Even after your submission is officially 'submitted,' you are able to make changes to your submission up until it is made publicly available. After that, you should create a new submission and reference your original submission in the description of the new submission. Include a link to your original submission using the Add Link
button in the new submission.
Moratoriums apply to entire submissions. All accompanying files will be subject to the moratorium. To expose select files at different times, they must be in separate submissions.
Metadata and Data Curation
Metadata refers to data and information that describe other data. Metadata summarizes your data so that others can easily find and work with them. Many of the metadata fields requested are required to meet data management guidelines from DOE, GSA, and other government agencies. These requirements are designed to promote the discovery of your data, increase their exposure to the scientific community, and enable their proper use.
Data curation is a process we perform to help maintain data submissions for long periods of time to preserve viability, relevance, and usefulness. Curation is a phase of the submission process during which our curators review the metadata provided with each data submission for accuracy, completeness, and relevance to the submitted resources. In some cases, curators may contact submitters to resolve any discrepancies or omissions detected during the review.

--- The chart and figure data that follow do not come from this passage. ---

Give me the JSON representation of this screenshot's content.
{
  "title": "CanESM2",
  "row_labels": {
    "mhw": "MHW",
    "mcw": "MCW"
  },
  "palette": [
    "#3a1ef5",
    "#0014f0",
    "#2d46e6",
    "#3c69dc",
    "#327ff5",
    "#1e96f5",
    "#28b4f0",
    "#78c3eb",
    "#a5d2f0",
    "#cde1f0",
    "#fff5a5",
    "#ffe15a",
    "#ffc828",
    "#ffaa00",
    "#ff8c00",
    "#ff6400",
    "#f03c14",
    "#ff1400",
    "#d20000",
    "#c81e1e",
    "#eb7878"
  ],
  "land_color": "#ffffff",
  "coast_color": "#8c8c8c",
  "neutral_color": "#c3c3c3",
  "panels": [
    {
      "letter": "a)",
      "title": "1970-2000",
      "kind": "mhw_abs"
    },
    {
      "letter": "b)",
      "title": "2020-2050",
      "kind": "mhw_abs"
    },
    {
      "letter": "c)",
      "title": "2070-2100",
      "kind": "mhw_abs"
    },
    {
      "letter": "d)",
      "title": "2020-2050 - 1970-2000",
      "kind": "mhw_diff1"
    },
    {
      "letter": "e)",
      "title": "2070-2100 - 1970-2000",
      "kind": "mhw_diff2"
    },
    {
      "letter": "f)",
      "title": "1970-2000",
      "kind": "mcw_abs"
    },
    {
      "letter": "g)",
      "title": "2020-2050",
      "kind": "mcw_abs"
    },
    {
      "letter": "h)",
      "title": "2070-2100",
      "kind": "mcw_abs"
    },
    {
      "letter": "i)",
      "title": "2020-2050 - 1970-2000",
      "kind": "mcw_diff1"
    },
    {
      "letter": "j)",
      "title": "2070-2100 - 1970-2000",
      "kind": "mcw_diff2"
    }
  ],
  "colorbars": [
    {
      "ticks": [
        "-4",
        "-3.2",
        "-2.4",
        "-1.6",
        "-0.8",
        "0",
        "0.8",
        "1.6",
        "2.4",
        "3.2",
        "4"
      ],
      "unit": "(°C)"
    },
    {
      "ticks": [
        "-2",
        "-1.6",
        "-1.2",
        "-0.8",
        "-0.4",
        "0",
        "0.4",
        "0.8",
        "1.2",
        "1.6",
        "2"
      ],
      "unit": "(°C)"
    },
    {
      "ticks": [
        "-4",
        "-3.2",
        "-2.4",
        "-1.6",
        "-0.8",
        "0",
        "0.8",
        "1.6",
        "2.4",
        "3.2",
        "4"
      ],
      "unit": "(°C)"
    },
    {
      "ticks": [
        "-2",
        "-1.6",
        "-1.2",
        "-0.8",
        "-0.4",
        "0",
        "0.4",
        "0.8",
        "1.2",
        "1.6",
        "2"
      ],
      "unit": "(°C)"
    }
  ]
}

Search engine results are impacted by many factors, including the metadata provided to describe your published submission. The attribution of thorough, comprehensive metadata, including detailed descriptions, keywords, author names, and location information, will make a data submission more visible to search engines and other researchers. The keywords and descriptions provided should connect your contributions with a broader audience, including those searching with basic terminology. The metadata provided then follows your submission to PRIMRE, Data.gov, the DOE Data Explorer, and many other data-catalogs, providing essential context to anyone interested in your data. Complete metadata helps ensure that your team is properly credited for your work and can lead to new collaboration opportunities.